Conveniently for bond investors, lowering rates has been the primary policy tool in achieving economic objectives such as maximum employment and economic growth during this run. This aligned bonds' total returns with the well-being of the broader economy. Now, however, after a decade where rates have been mostly stuck at zero, the backdrop for economic policy in the decade ahead looks totally different than prior iterations. Challenges include sluggish nominal growth, a return of inflation, an aging population and overhanging debt. Hindsight will reveal any shift in this alignment, and a change will seem obvious in retrospect. It's time for asset allocators to realize that this 40-year alignment between bonds and economic policy could have reached its turning point.
For the optimist hoping to witness the prolongation of the greatest bond bull market in history, the apparent path appears to run through a continued declining trend in interest rates. This scenario implies not only an extension of the downward pressure on yields out to further maturities, but also a likely movement of the U.S. Treasury yield curve into negative territory for the first time.
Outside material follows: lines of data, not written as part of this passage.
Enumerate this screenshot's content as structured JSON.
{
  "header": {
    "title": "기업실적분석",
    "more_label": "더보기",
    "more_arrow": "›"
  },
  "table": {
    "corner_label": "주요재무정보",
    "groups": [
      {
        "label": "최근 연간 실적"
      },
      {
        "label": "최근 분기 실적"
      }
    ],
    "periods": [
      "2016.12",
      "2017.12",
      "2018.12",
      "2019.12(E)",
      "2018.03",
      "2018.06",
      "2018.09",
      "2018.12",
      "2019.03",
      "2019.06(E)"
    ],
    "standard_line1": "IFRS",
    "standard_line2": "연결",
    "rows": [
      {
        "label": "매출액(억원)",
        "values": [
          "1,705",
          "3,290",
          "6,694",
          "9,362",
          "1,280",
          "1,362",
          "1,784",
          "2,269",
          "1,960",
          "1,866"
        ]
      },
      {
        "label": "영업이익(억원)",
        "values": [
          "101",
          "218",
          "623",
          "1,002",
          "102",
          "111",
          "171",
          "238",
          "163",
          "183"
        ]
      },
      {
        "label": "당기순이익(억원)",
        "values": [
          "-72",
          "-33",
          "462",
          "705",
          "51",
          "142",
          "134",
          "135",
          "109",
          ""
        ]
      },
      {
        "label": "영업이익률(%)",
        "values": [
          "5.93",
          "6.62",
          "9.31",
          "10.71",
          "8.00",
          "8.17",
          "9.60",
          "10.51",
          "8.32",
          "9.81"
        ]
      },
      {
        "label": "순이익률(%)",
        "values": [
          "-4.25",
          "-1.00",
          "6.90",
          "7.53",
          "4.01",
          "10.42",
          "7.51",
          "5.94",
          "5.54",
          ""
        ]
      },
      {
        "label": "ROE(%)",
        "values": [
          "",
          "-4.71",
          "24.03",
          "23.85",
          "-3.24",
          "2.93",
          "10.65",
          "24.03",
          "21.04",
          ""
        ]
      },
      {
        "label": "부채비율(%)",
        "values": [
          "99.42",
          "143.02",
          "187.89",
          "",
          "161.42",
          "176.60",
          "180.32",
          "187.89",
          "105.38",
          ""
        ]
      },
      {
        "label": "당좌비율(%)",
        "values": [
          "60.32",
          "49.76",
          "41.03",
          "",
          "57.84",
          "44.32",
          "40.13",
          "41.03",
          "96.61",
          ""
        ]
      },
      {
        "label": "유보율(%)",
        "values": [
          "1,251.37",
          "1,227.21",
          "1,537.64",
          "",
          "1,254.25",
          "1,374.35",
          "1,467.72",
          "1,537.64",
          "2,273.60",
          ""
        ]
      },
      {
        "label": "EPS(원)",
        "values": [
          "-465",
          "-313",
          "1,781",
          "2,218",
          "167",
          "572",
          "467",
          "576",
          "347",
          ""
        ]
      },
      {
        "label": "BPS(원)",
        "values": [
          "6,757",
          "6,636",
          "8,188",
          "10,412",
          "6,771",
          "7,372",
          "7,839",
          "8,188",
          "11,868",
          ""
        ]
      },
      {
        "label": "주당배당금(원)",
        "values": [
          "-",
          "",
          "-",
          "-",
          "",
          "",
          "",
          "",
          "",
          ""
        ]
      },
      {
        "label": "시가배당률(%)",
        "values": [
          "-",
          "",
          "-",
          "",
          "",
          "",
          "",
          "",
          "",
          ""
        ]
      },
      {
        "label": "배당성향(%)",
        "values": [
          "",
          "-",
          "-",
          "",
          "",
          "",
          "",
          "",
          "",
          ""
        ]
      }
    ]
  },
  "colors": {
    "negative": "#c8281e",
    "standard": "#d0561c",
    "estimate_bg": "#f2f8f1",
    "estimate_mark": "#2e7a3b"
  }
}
At first, this seems plausible. Many developed countries have already taken their yield curves negative over the past decade, and consensus so far suggests they have not met much harm. Markets have been willing to absorb bonds priced at negative yields: over $16 trillion of outstanding debt traded at negative yields by the end of 2020, according to a Bloomberg tracker. Having watched others take this first plunge, with the leap appearing safe, asset allocators might be complacent for what follows.